The French high jewelry designer Emmanuel Tarpin has long regarded nature as his leading source of inspiration, and earthbound elements — lush florals, curvaceous vines, winged insects — have been his main focus.

But his first philanthropic partnership has redirected his creative vision toward the marine environment. Mr. Tarpin has committed to selling several of his one-of-a-kind jewels to support the work of Coral Gardeners, a nongovernmental organization based in Moorea, French Polynesia, whose mission is to create a global movement to save coral reefs. An avid diver, he first heard of the organization from an instructor about a year ago.

In a recent video interview, he said 80 percent of the proceeds from jewels that evoke “the sea, the coral, the underwater universe” would go to Coral Gardeners. And, at least for now, he has not fixed the number of jewels to be sold.

“It’s a long-term relationship,” Mr. Tarpin said. “I want to do something significant.”

The first of the creations, introduced in September, was a jellyfish brooch composed of rock crystal, diamonds and titanium. Mr. Tarpin said that it would be followed soon by earrings in aluminum, gold and diamonds with an undulating form reminiscent of coral.
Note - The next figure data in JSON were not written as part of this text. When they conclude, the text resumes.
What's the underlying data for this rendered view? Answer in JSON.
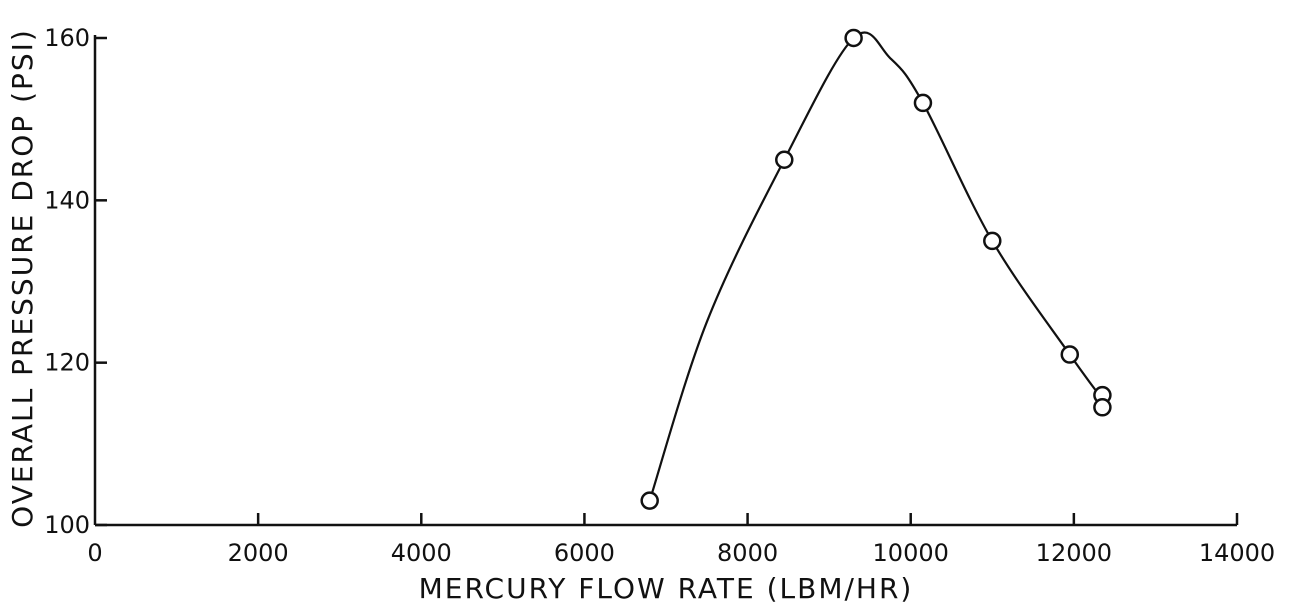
{
  "chart_data": {
    "type": "scatter",
    "xlabel": "MERCURY FLOW RATE (LBM/HR)",
    "ylabel": "OVERALL PRESSURE DROP (PSI)",
    "xlim": [
      0,
      14000
    ],
    "ylim": [
      100,
      160
    ],
    "x_ticks": [
      0,
      2000,
      4000,
      6000,
      8000,
      10000,
      12000,
      14000
    ],
    "y_ticks": [
      100,
      120,
      140,
      160
    ],
    "x_tick_labels": [
      "0",
      "2000",
      "4000",
      "6000",
      "8000",
      "10000",
      "12000",
      "14000"
    ],
    "y_tick_labels": [
      "100",
      "120",
      "140",
      "160"
    ],
    "grid": false,
    "series": [
      {
        "points": [
          {
            "x": 6800,
            "y": 103
          },
          {
            "x": 8450,
            "y": 145
          },
          {
            "x": 9300,
            "y": 160
          },
          {
            "x": 10150,
            "y": 152
          },
          {
            "x": 11000,
            "y": 135
          },
          {
            "x": 11950,
            "y": 121
          },
          {
            "x": 12350,
            "y": 116
          },
          {
            "x": 12350,
            "y": 114.5
          }
        ],
        "curve": [
          {
            "x": 6800,
            "y": 103
          },
          {
            "x": 7500,
            "y": 125
          },
          {
            "x": 8450,
            "y": 145
          },
          {
            "x": 9300,
            "y": 160
          },
          {
            "x": 9750,
            "y": 157.5
          },
          {
            "x": 10150,
            "y": 152
          },
          {
            "x": 11000,
            "y": 135
          },
          {
            "x": 11950,
            "y": 121
          },
          {
            "x": 12350,
            "y": 115.5
          }
        ]
      }
    ]
  }
}
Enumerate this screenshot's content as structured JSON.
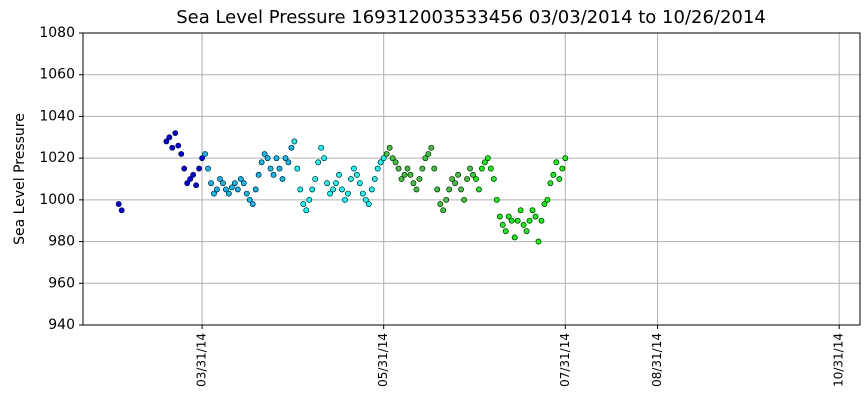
{
  "chart_data": {
    "type": "scatter",
    "title": "Sea Level Pressure 169312003533456  03/03/2014 to 10/26/2014",
    "ylabel": "Sea Level Pressure",
    "xlim": [
      "02/19/14",
      "11/07/14"
    ],
    "xticks": [
      "03/31/14",
      "05/31/14",
      "07/31/14",
      "08/31/14",
      "10/31/14"
    ],
    "ylim": [
      940,
      1080
    ],
    "yticks": [
      940,
      960,
      980,
      1000,
      1020,
      1040,
      1060,
      1080
    ],
    "grid": true,
    "series": [
      {
        "color": "#0000ff",
        "x": [
          "03/03/14",
          "03/04/14",
          "03/19/14",
          "03/20/14",
          "03/21/14",
          "03/22/14",
          "03/23/14",
          "03/24/14",
          "03/25/14",
          "03/26/14",
          "03/27/14",
          "03/28/14",
          "03/29/14",
          "03/30/14",
          "03/31/14"
        ],
        "values": [
          998,
          995,
          1028,
          1030,
          1025,
          1032,
          1026,
          1022,
          1015,
          1008,
          1010,
          1012,
          1007,
          1015,
          1020
        ]
      },
      {
        "color": "#00bfff",
        "x": [
          "04/01/14",
          "04/02/14",
          "04/03/14",
          "04/04/14",
          "04/05/14",
          "04/06/14",
          "04/07/14",
          "04/08/14",
          "04/09/14",
          "04/10/14",
          "04/11/14",
          "04/12/14",
          "04/13/14",
          "04/14/14",
          "04/15/14",
          "04/16/14",
          "04/17/14",
          "04/18/14",
          "04/19/14",
          "04/20/14",
          "04/21/14",
          "04/22/14",
          "04/23/14",
          "04/24/14",
          "04/25/14",
          "04/26/14",
          "04/27/14",
          "04/28/14",
          "04/29/14",
          "04/30/14"
        ],
        "values": [
          1022,
          1015,
          1008,
          1003,
          1005,
          1010,
          1008,
          1005,
          1003,
          1006,
          1008,
          1005,
          1010,
          1008,
          1003,
          1000,
          998,
          1005,
          1012,
          1018,
          1022,
          1020,
          1015,
          1012,
          1020,
          1015,
          1010,
          1020,
          1018,
          1025
        ]
      },
      {
        "color": "#00ffff",
        "x": [
          "05/01/14",
          "05/02/14",
          "05/03/14",
          "05/04/14",
          "05/05/14",
          "05/06/14",
          "05/07/14",
          "05/08/14",
          "05/09/14",
          "05/10/14",
          "05/11/14",
          "05/12/14",
          "05/13/14",
          "05/14/14",
          "05/15/14",
          "05/16/14",
          "05/17/14",
          "05/18/14",
          "05/19/14",
          "05/20/14",
          "05/21/14",
          "05/22/14",
          "05/23/14",
          "05/24/14",
          "05/25/14",
          "05/26/14",
          "05/27/14",
          "05/28/14",
          "05/29/14",
          "05/30/14",
          "05/31/14"
        ],
        "values": [
          1028,
          1015,
          1005,
          998,
          995,
          1000,
          1005,
          1010,
          1018,
          1025,
          1020,
          1008,
          1003,
          1005,
          1008,
          1012,
          1005,
          1000,
          1003,
          1010,
          1015,
          1012,
          1008,
          1003,
          1000,
          998,
          1005,
          1010,
          1015,
          1018,
          1020
        ]
      },
      {
        "color": "#32cd32",
        "x": [
          "06/01/14",
          "06/02/14",
          "06/03/14",
          "06/04/14",
          "06/05/14",
          "06/06/14",
          "06/07/14",
          "06/08/14",
          "06/09/14",
          "06/10/14",
          "06/11/14",
          "06/12/14",
          "06/13/14",
          "06/14/14",
          "06/15/14",
          "06/16/14",
          "06/17/14",
          "06/18/14",
          "06/19/14",
          "06/20/14",
          "06/21/14",
          "06/22/14",
          "06/23/14",
          "06/24/14",
          "06/25/14",
          "06/26/14",
          "06/27/14",
          "06/28/14",
          "06/29/14",
          "06/30/14"
        ],
        "values": [
          1022,
          1025,
          1020,
          1018,
          1015,
          1010,
          1012,
          1015,
          1012,
          1008,
          1005,
          1010,
          1015,
          1020,
          1022,
          1025,
          1015,
          1005,
          998,
          995,
          1000,
          1005,
          1010,
          1008,
          1012,
          1005,
          1000,
          1010,
          1015,
          1012
        ]
      },
      {
        "color": "#00ff00",
        "x": [
          "07/01/14",
          "07/02/14",
          "07/03/14",
          "07/04/14",
          "07/05/14",
          "07/06/14",
          "07/07/14",
          "07/08/14",
          "07/09/14",
          "07/10/14",
          "07/11/14",
          "07/12/14",
          "07/13/14",
          "07/14/14",
          "07/15/14",
          "07/16/14",
          "07/17/14",
          "07/18/14",
          "07/19/14",
          "07/20/14",
          "07/21/14",
          "07/22/14",
          "07/23/14",
          "07/24/14",
          "07/25/14",
          "07/26/14",
          "07/27/14",
          "07/28/14",
          "07/29/14",
          "07/30/14",
          "07/31/14"
        ],
        "values": [
          1010,
          1005,
          1015,
          1018,
          1020,
          1015,
          1010,
          1000,
          992,
          988,
          985,
          992,
          990,
          982,
          990,
          995,
          988,
          985,
          990,
          995,
          992,
          980,
          990,
          998,
          1000,
          1008,
          1012,
          1018,
          1010,
          1015,
          1020
        ]
      }
    ]
  }
}
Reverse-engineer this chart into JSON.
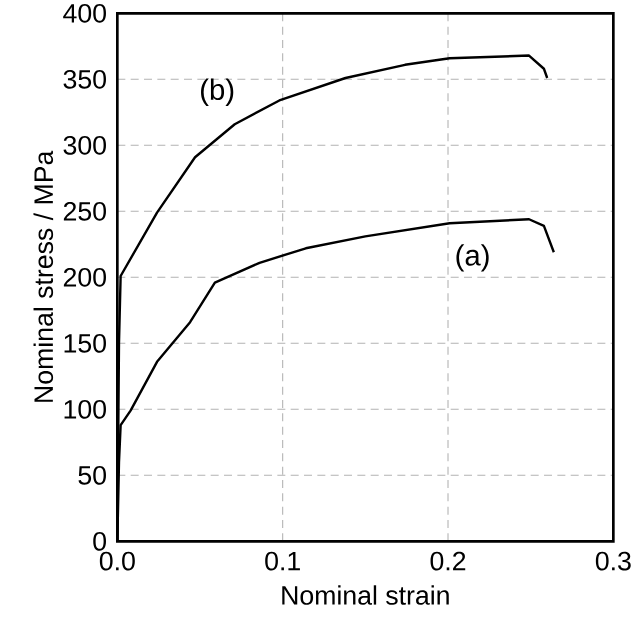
{
  "chart_data": {
    "type": "line",
    "xlabel": "Nominal strain",
    "ylabel": "Nominal stress / MPa",
    "xlim": [
      0,
      0.3
    ],
    "ylim": [
      0,
      400
    ],
    "xticks": [
      {
        "value": 0,
        "label": "0.0"
      },
      {
        "value": 0.1,
        "label": "0.1"
      },
      {
        "value": 0.2,
        "label": "0.2"
      },
      {
        "value": 0.3,
        "label": "0.3"
      }
    ],
    "yticks": [
      0,
      50,
      100,
      150,
      200,
      250,
      300,
      350,
      400
    ],
    "grid": true,
    "marker": "none",
    "line_style": "solid",
    "series": [
      {
        "color": "#000000",
        "x": [
          0,
          0.001,
          0.002,
          0.008,
          0.024,
          0.044,
          0.059,
          0.086,
          0.114,
          0.15,
          0.201,
          0.249,
          0.258,
          0.264
        ],
        "values": [
          0,
          60,
          88,
          99,
          136,
          166,
          196,
          211,
          222,
          231,
          241,
          244,
          239,
          219
        ]
      },
      {
        "color": "#000000",
        "x": [
          0,
          0.001,
          0.002,
          0.024,
          0.047,
          0.071,
          0.098,
          0.138,
          0.174,
          0.201,
          0.249,
          0.258,
          0.26
        ],
        "values": [
          0,
          150,
          201,
          249,
          291,
          316,
          334,
          351,
          361,
          366,
          368,
          358,
          351
        ]
      }
    ],
    "annotations": [
      "(a)",
      "(b)"
    ]
  }
}
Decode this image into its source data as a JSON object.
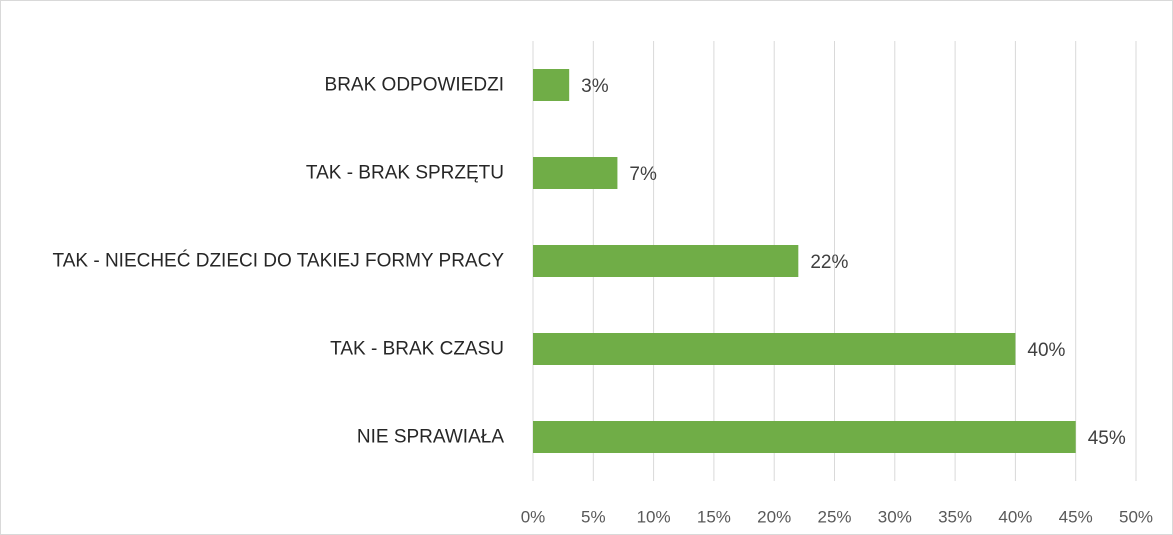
{
  "chart_data": {
    "type": "bar",
    "orientation": "horizontal",
    "categories": [
      "BRAK ODPOWIEDZI",
      "TAK - BRAK SPRZĘTU",
      "TAK - NIECHEĆ DZIECI DO TAKIEJ FORMY PRACY",
      "TAK - BRAK CZASU",
      "NIE SPRAWIAŁA"
    ],
    "values": [
      3,
      7,
      22,
      40,
      45
    ],
    "value_labels": [
      "3%",
      "7%",
      "22%",
      "40%",
      "45%"
    ],
    "color": "#70ad47",
    "xlim": [
      0,
      50
    ],
    "xticks": [
      {
        "value": 0,
        "label": "0%"
      },
      {
        "value": 5,
        "label": "5%"
      },
      {
        "value": 10,
        "label": "10%"
      },
      {
        "value": 15,
        "label": "15%"
      },
      {
        "value": 20,
        "label": "20%"
      },
      {
        "value": 25,
        "label": "25%"
      },
      {
        "value": 30,
        "label": "30%"
      },
      {
        "value": 35,
        "label": "35%"
      },
      {
        "value": 40,
        "label": "40%"
      },
      {
        "value": 45,
        "label": "45%"
      },
      {
        "value": 50,
        "label": "50%"
      }
    ],
    "grid": true
  }
}
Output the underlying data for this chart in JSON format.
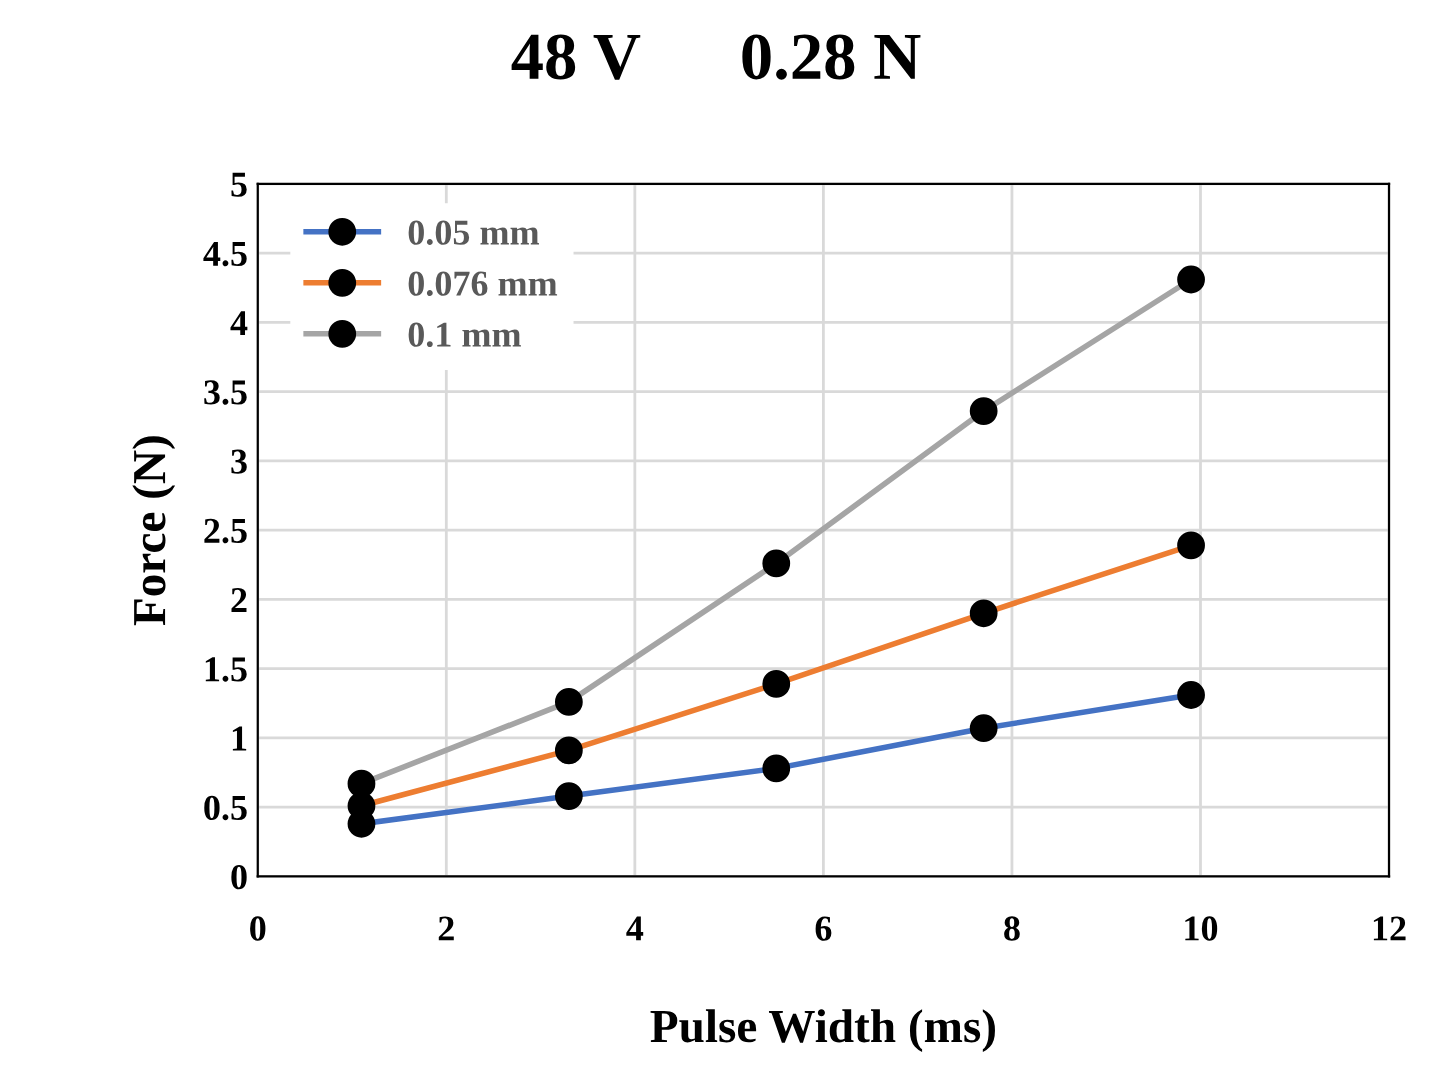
{
  "chart_data": {
    "type": "line",
    "title": "48 V      0.28 N",
    "xlabel": "Pulse Width (ms)",
    "ylabel": "Force (N)",
    "x": [
      1.1,
      3.3,
      5.5,
      7.7,
      9.9
    ],
    "series": [
      {
        "name": "0.05 mm",
        "color": "#4472c4",
        "values": [
          0.38,
          0.58,
          0.78,
          1.07,
          1.31
        ]
      },
      {
        "name": "0.076 mm",
        "color": "#ed7d31",
        "values": [
          0.51,
          0.91,
          1.39,
          1.9,
          2.39
        ]
      },
      {
        "name": "0.1 mm",
        "color": "#a5a5a5",
        "values": [
          0.67,
          1.26,
          2.26,
          3.36,
          4.31
        ]
      }
    ],
    "xlim": [
      0,
      12
    ],
    "xticks": [
      0,
      2,
      4,
      6,
      8,
      10,
      12
    ],
    "ylim": [
      0,
      5
    ],
    "yticks": [
      0,
      0.5,
      1,
      1.5,
      2,
      2.5,
      3,
      3.5,
      4,
      4.5,
      5
    ],
    "grid": true,
    "legend": "top left",
    "marker": "circle",
    "line_style": "solid"
  }
}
And an asymmetrical pair of earrings that echoes the color gradient found in the Moorea lagoon and features a spectrum of sapphires, emeralds, Paraiba tourmalines and aquamarines is in the works, too.

As with all of Mr. Tarpin’s work, pieces are available only by appointment, and prices are given on application.

The designer said he had immersed himself in the partnership in every sense. In September, he traveled to the organization’s base of operations in French Polynesia and went on dives to its underwater coral nurseries.

Titouan Bernicot, Coral Gardeners’ founder and chief executive, has an affinity for the jewelry world. His parents were pearl farmers, and he grew up on a remote island in Moorea. From that close vantage, he has witnessed the deterioration of the coral reef, which led him to start the organization in 2017.

“The coral reef is the rainforest of the sea and home for a quarter of all the marine species we know,” Mr. Bernicot said in a video interview. “It has been on the planet for 400 million years, and in just 40 years, we have lost half of it.” To counteract the damage, the organization cultivates coral fragments, replants them and monitors their growth.

Coral Gardeners considers the collaboration with Mr. Tarpin to have come at a critical moment. “We have planted 30,000 corals back onto the damaged reef, and we are on the road to plant one million resilient corals all around the world before the end of 2025,” Mr. Bernicot said. “It’s time to scale up.” Locations in Fiji, Thailand, Indonesia and Puerto Rico are being planned.

Even those without a five-figure jewelry budget can contribute to the effort through the organization’s replanting program, which requires a minimum donation of $29. “Anyone can adopt a coral in our nursery,” Mr. Bernicot said.